Let me soothe your fear: This isn't a novel cheating technology, it's a technology that will make humans obsolete. Neither teachers nor students are going to matter in the future. Most or all of the population is going to be enslaved for all practical purposes, either to an all-powerful super-elite, or to AI itself. Any worries about how mundane things like education are going to be impacted by petty cat-and-mouse games are going to become irrelevant, because education itself is going to be irrelevant, along with everything else that once defined our world.

blueblimp 1232 days ago

> true positive rate of only 26% and a false positive rate of 9%

That's uninformative enough that I'm surprised they launched this publicly at all.

mr_toad 1232 days ago

Maybe they should start asking questions that AI can’t answer, instead of having students regurgitate what they’ve memorised.

flandish 1232 days ago

In the same way deepfake video should not be allowed as evidence, thereby ensuring no video is allowed… we can apply that to text as well.

We’re entering an uncanny valley before a period of “reset” with self taught (to stay on subject here) people re-learning for the sake of learning.

In 30 years we will be in an educational renaissance of people learning “like the old masters did in the 1900’s.”

EGreg 1232 days ago

Nah.
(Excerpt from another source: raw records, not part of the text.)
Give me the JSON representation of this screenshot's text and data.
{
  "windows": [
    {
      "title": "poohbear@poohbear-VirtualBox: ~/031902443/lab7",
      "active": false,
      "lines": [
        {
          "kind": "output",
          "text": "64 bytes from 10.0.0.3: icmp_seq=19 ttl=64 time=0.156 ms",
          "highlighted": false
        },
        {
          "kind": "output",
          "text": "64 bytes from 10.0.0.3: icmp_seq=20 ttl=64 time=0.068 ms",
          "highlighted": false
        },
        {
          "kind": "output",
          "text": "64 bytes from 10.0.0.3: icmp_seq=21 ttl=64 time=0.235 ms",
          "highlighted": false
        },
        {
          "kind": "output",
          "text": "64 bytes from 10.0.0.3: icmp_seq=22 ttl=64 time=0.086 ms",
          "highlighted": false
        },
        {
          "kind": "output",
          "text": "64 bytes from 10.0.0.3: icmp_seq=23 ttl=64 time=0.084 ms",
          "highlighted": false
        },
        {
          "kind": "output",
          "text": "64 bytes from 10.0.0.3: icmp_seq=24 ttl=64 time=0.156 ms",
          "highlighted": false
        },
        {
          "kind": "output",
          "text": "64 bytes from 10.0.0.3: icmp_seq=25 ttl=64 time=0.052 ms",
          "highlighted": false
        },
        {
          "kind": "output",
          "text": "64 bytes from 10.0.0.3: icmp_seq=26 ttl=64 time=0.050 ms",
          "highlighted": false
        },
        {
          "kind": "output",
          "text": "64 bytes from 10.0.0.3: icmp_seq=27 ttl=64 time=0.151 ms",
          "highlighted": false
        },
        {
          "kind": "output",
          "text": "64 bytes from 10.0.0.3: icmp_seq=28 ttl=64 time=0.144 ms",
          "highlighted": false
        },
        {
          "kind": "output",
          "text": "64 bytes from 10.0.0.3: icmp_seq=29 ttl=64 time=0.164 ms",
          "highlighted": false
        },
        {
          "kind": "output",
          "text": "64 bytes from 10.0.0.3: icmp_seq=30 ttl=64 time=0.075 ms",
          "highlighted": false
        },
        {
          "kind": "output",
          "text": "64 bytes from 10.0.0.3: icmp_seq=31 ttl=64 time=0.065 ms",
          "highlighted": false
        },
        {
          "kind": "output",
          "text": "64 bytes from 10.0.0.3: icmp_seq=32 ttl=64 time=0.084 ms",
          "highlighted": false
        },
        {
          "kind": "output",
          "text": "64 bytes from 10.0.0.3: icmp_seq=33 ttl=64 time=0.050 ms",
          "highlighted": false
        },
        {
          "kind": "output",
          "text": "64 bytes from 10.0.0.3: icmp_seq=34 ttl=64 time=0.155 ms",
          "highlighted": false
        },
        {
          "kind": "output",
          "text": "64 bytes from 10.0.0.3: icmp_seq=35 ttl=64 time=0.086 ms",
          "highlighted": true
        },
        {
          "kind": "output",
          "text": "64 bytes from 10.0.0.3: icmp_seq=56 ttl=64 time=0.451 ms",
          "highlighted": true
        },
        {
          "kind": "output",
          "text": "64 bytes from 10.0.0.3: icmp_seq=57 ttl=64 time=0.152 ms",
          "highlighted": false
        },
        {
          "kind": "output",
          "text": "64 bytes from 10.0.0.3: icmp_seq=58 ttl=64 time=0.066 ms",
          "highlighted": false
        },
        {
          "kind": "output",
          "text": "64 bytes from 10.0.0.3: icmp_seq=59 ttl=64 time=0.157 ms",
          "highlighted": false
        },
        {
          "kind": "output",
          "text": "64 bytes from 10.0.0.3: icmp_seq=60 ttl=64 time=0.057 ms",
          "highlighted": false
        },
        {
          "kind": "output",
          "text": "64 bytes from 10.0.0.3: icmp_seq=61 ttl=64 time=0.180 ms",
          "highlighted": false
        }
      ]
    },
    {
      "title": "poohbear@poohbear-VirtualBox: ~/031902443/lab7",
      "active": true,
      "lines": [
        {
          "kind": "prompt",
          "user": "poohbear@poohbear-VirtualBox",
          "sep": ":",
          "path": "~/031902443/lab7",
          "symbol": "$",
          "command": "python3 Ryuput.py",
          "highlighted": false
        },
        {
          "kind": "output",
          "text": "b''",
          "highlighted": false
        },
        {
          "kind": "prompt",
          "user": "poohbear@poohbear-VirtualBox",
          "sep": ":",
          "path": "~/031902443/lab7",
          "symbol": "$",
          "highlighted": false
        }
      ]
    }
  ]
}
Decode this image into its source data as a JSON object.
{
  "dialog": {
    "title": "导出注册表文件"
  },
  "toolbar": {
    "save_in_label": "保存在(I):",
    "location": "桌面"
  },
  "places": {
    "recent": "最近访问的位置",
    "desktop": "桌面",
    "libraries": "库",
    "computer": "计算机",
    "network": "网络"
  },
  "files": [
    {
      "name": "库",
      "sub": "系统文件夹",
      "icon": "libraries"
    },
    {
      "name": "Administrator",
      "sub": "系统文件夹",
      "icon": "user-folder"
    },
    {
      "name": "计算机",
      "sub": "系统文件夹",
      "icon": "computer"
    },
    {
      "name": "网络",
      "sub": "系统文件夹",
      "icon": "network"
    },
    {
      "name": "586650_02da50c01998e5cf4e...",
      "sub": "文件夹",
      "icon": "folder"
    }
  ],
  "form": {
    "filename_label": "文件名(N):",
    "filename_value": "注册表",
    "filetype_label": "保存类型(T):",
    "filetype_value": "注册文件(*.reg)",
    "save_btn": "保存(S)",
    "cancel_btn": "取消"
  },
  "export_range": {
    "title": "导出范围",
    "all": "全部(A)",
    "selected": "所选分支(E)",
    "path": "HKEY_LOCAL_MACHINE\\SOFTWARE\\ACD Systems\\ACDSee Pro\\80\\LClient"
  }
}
In 30 years it will be as useless to learn most subjects as it is right now to learn crocheing and knitting, or learning times tables or using an abacus.
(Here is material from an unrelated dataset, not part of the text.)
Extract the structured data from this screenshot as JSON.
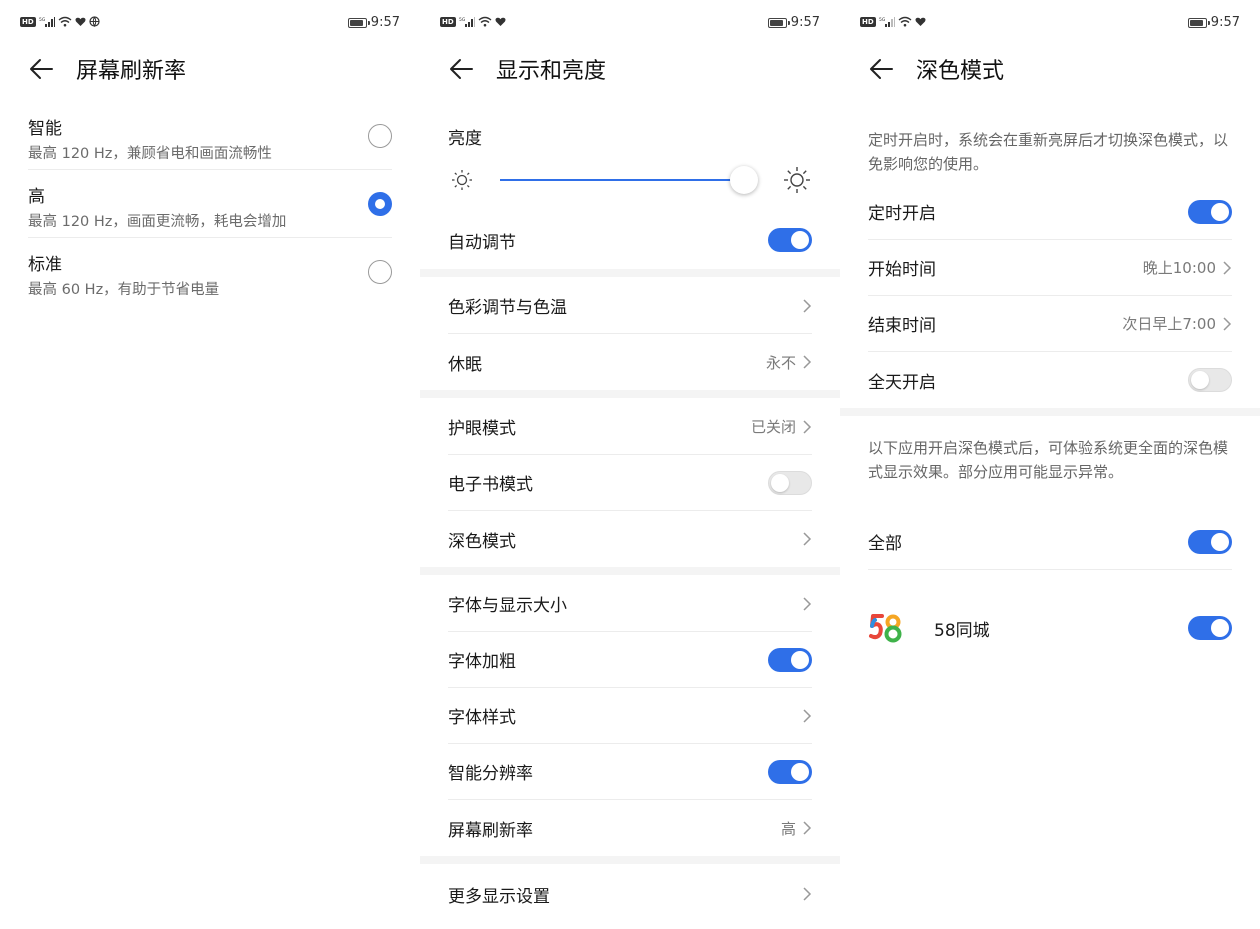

People are wayyyy too optimistic, just like in the 1900s they thought people would have flying cars but not the Internet, or how Star Trek’s android Data is so limited and lame.

Bots will be doing most of the work AND have the best lines to say, AND make the best arguments in court etc.

You don’t even need to look to AI for that. The best algorithms are simply uploaded to all the bots and they are able to do 800 things, in superhuman ways, and have access to the internet for whatever extra info they need.

When they swarm, they’ll easily outcompete any group of humans. For example they can enter this HN thread and overwhelm it with arguments.

No, the old masters were needed. Studying will not be. The Eloi and Morlocks is closer to what we can expect.

tokai 1232 days ago

Apparently knitwear is forecasted to have a CAGR of 12% the rest of the decade. With hand knitted garments commanding the high prices. It's definitely not the worst cottage industry one can chose.

EGreg 1232 days ago

https://xkcd.com/1102/

flandish 1232 days ago

As someone who’s known how to crochet and knit since he as 6… I disagree.

bilater 1232 days ago

yup - you can beat em using simple things like mixing up words to throw off the word distribution. GPT-Minus1 is an exmaple.

https://gptminus1.vercel.app/

amelius 1232 days ago

Solution: just write your texts with a bit less confidence than gpt3 would.

Kiro 1232 days ago

Funny how everyone praised GPTZero that has even worse rates but starts being skeptical when it's OpenAI, the new bad guy.

dns_snek 1232 days ago

"Everyone" didn't. In fact, the 5 top comments in that thread[1] all called it useless or pointed out serious flaws.

[1] https://news.ycombinator.com/item?id=34556681

anonobviously 1232 days ago

This is extremely concerning.

The co-author on this is includes Professor Scott Aaronson. Reading his blog Shtetl-Optimized and reading his [sad/unfortunate/debate-able/correct?/factual?/biased?] views on adverse/collateral harm to Palestinians civilians makes me question whether this model would fully consider collateral damage and harm to innocent civilians, whomever that subgroup might be. What if his model works well, except for some minority groups' languages which might reflect OpenAI speak? Does it matter if the model is 99.9% accurate if the 0.1% is always one particular minority group that has a specific dialect or phrasing style? Who monitors it? Who guards these guards?